Immigration Rates and Violent Crime in Northwestern Continental Europe

While some left-of-center media outlets claim that no relationship exists between immigration and crime in specific areas of Europe (or that immigration even reduces crime), the story is certainly more complex when you look at broad areas of the region and focus on violent crime.

If we consider the countries of northwestern continental Europe shown in the map below (Austria, Belgium, Czech Republic, Denmark, France, Finland, Germany, Netherlands, Norway, and Sweden), and then consider changes in the international migrant stock (number of people born in a country other than that in which they live, including refugees -- available at five-year intervals starting in 1960), real per capita GDP, the unemployment rate, and the population normalized rate of violent crime, a possible story emerges.

It is clear that within this group of European nations, higher net rates of immigration (i.e., greater changes in the international migrant stock as a percentage of total population) correlate very strongly with more rapid increases in violent crime rates.

Accounting for different rates of change in the unemployment rate and real per capita GDP (on a purchasing power parity basis) among these countries only adds support to the hypothesis that higher rates of immigration may be destabilizing these societies. Neither changing unemployment rate nor changing real per capita GDP yields a significant correlation with changing violent crime rates over this time frame, whereas changing immigration rates have significant correlations with changing violent crime rates regardless of whether the other variables are included in a regression model or not.

These types of findings are consistent with what we are seeing and hearing from Europe. Media reports show that a rising tide of citizens throughout the continent -- and across the political spectrum -- are starting to express concerns over the high rates of immigration during the past two decades.

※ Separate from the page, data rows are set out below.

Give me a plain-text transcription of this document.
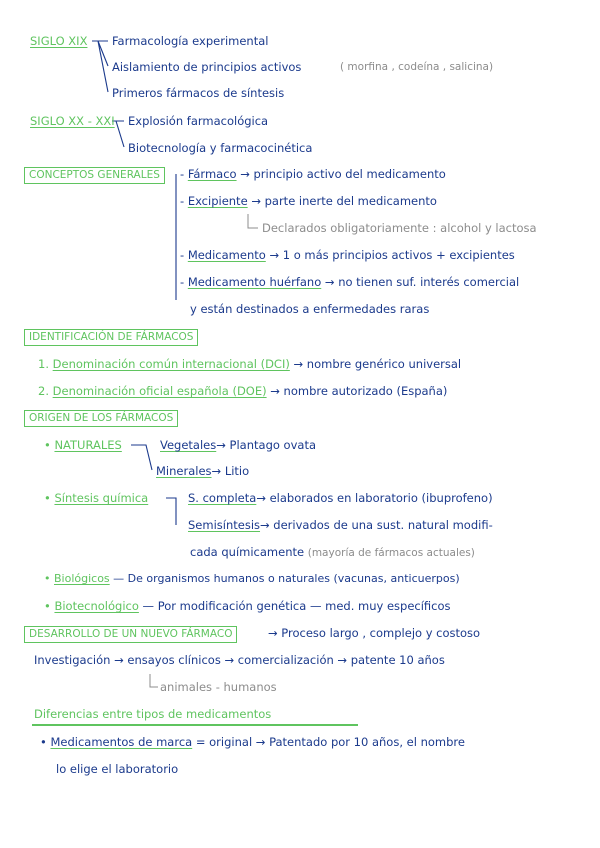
SIGLO XIX Farmacología experimental
Aislamiento de principios activos	( morfina , codeína , salicina)
Primeros fármacos de síntesis
SIGLO XX - XXI Explosión farmacológica
Biotecnología y farmacocinética
CONCEPTOS GENERALES	- Fármaco → principio activo del medicamento
- Excipiente → parte inerte del medicamento
Declarados obligatoriamente : alcohol y lactosa
- Medicamento → 1 o más principios activos + excipientes
- Medicamento huérfano → no tienen suf. interés comercial
y están destinados a enfermedades raras
IDENTIFICACIÓN DE FÁRMACOS
1. Denominación común internacional (DCI) → nombre genérico universal
2. Denominación oficial española (DOE) → nombre autorizado (España)
ORIGEN DE LOS FÁRMACOS
• NATURALES	Vegetales→ Plantago ovata
Minerales→ Litio
• Síntesis química	S. completa→ elaborados en laboratorio (ibuprofeno)
Semisíntesis→ derivados de una sust. natural modifi-
cada químicamente (mayoría de fármacos actuales)
• Biológicos — De organismos humanos o naturales (vacunas, anticuerpos)
• Biotecnológico — Por modificación genética — med. muy específicos
DESARROLLO DE UN NUEVO FÁRMACO	→ Proceso largo , complejo y costoso
Investigación → ensayos clínicos → comercialización → patente 10 años
animales - humanos
Diferencias entre tipos de medicamentos
• Medicamentos de marca = original → Patentado por 10 años, el nombre
lo elige el laboratorio
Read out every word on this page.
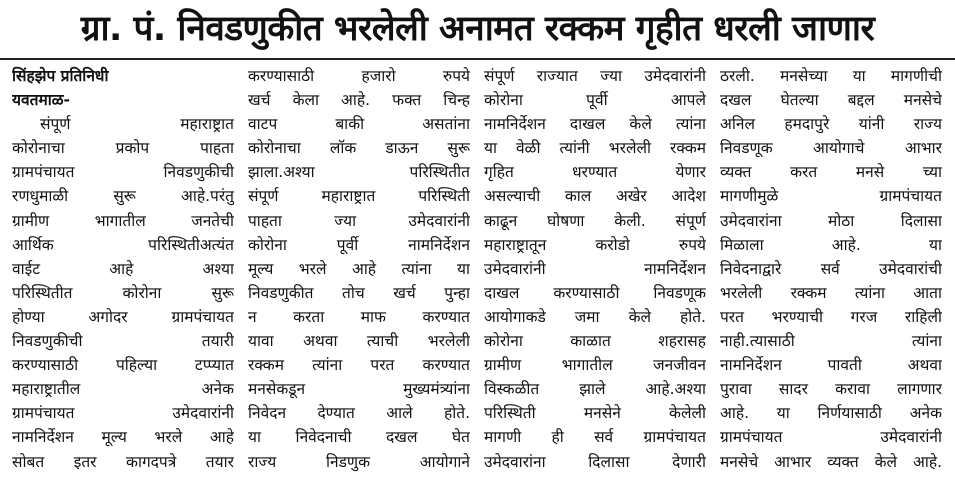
ग्रा. पं. निवडणुकीत भरलेली अनामत रक्कम गृहीत धरली जाणार

सिंहझेप प्रतिनिधी

यवतमाळ-

संपूर्ण महाराष्ट्रात

कोरोनाचा प्रकोप पाहता

ग्रामपंचायत निवडणुकीची

रणधुमाळी सुरू आहे.परंतु

ग्रामीण भागातील जनतेची

आर्थिक परिस्थितीअत्यंत

वाईट आहे अश्या

परिस्थितीत कोरोना सुरू

होण्या अगोदर ग्रामपंचायत

निवडणुकीची तयारी

करण्यासाठी पहिल्या टप्प्यात

महाराष्ट्रातील अनेक

ग्रामपंचायत उमेदवारांनी

नामनिर्देशन मूल्य भरले आहे

सोबत इतर कागदपत्रे तयार

करण्यासाठी हजारो रुपये

खर्च केला आहे. फक्त चिन्ह

वाटप बाकी असतांना

कोरोनाचा लॉक डाऊन सुरू

झाला.अश्या परिस्थितीत

संपूर्ण महाराष्ट्रात परिस्थिती

पाहता ज्या उमेदवारांनी

कोरोना पूर्वी नामनिर्देशन

मूल्य भरले आहे त्यांना या

निवडणुकीत तोच खर्च पुन्हा

न करता माफ करण्यात

यावा अथवा त्याची भरलेली

रक्कम त्यांना परत करण्यात

मनसेकडून मुख्यमंत्र्यांना

निवेदन देण्यात आले होते.

या निवेदनाची दखल घेत

राज्य निडणुक आयोगाने

संपूर्ण राज्यात ज्या उमेदवारांनी

कोरोना पूर्वी आपले

नामनिर्देशन दाखल केले त्यांना

या वेळी त्यांनी भरलेली रक्कम

गृहित धरण्यात येणार

असल्याची काल अखेर आदेश

काढून घोषणा केली. संपूर्ण

महाराष्ट्रातून करोडो रुपये

उमेदवारांनी नामनिर्देशन

दाखल करण्यासाठी निवडणूक

आयोगाकडे जमा केले होते.

कोरोना काळात शहरासह

ग्रामीण भागातील जनजीवन

विस्कळीत झाले आहे.अश्या

परिस्थिती मनसेने केलेली

मागणी ही सर्व ग्रामपंचायत

उमेदवारांना दिलासा देणारी

ठरली. मनसेच्या या मागणीची

दखल घेतल्या बद्दल मनसेचे

अनिल हमदापुरे यांनी राज्य

निवडणूक आयोगाचे आभार

व्यक्त करत मनसे च्या

मागणीमुळे ग्रामपंचायत

उमेदवारांना मोठा दिलासा

मिळाला आहे. या

निवेदनाद्वारे सर्व उमेदवारांची

भरलेली रक्कम त्यांना आता

परत भरण्याची गरज राहिली

नाही.त्यासाठी त्यांना

नामनिर्देशन पावती अथवा

पुरावा सादर करावा लागणार

आहे. या निर्णयासाठी अनेक

ग्रामपंचायत उमेदवारांनी

मनसेचे आभार व्यक्त केले आहे.
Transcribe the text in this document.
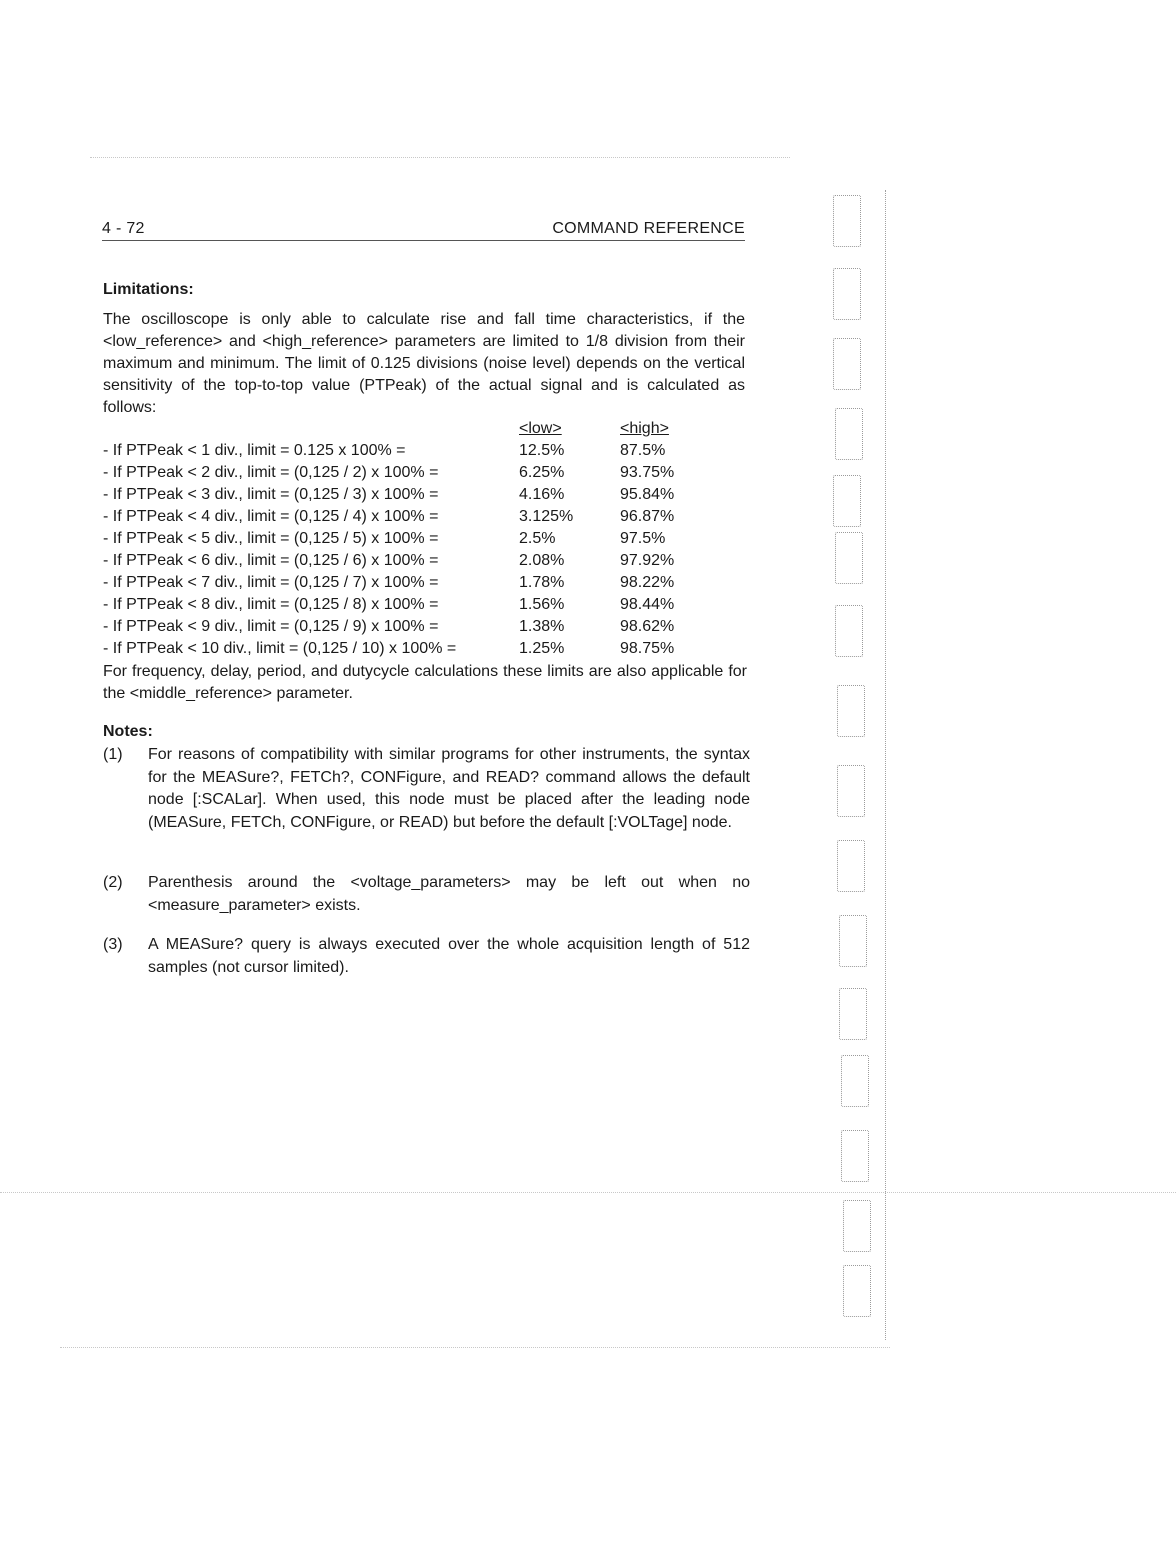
4 - 72	COMMAND REFERENCE
Limitations:
The oscilloscope is only able to calculate rise and fall time characteristics, if the <low_reference> and <high_reference> parameters are limited to 1/8 division from their maximum and minimum. The limit of 0.125 divisions (noise level) depends on the vertical sensitivity of the top-to-top value (PTPeak) of the actual signal and is calculated as follows:
<low>	<high>
- If PTPeak < 1 div., limit = 0.125 x 100% =	12.5%	87.5%
- If PTPeak < 2 div., limit = (0,125 / 2) x 100% =	6.25%	93.75%
- If PTPeak < 3 div., limit = (0,125 / 3) x 100% =	4.16%	95.84%
- If PTPeak < 4 div., limit = (0,125 / 4) x 100% =	3.125%	96.87%
- If PTPeak < 5 div., limit = (0,125 / 5) x 100% =	2.5%	97.5%
- If PTPeak < 6 div., limit = (0,125 / 6) x 100% =	2.08%	97.92%
- If PTPeak < 7 div., limit = (0,125 / 7) x 100% =	1.78%	98.22%
- If PTPeak < 8 div., limit = (0,125 / 8) x 100% =	1.56%	98.44%
- If PTPeak < 9 div., limit = (0,125 / 9) x 100% =	1.38%	98.62%
- If PTPeak < 10 div., limit = (0,125 / 10) x 100% =	1.25%	98.75%
For frequency, delay, period, and dutycycle calculations these limits are also applicable for the <middle_reference> parameter.
Notes:
(1) For reasons of compatibility with similar programs for other instruments, the syntax for the MEASure?, FETCh?, CONFigure, and READ? command allows the default node [:SCALar]. When used, this node must be placed after the leading node (MEASure, FETCh, CONFigure, or READ) but before the default [:VOLTage] node.
(2) Parenthesis around the <voltage_parameters> may be left out when no <measure_parameter> exists.
(3) A MEASure? query is always executed over the whole acquisition length of 512 samples (not cursor limited).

At modest rates, immigration can be a positive influence on a nation's socioeconomic structure, with newcomers bringing forth ideas and vitality. But when immigration rates are too high, particularly during otherwise difficult economic periods, social destabilization and economic resentment can set in. The political goal is to find the optimum rate of immigration. Some regions of Europe appear to be well above their optimum range, and may need decades of an effective halt to net immigration in order to let the unrest settle down.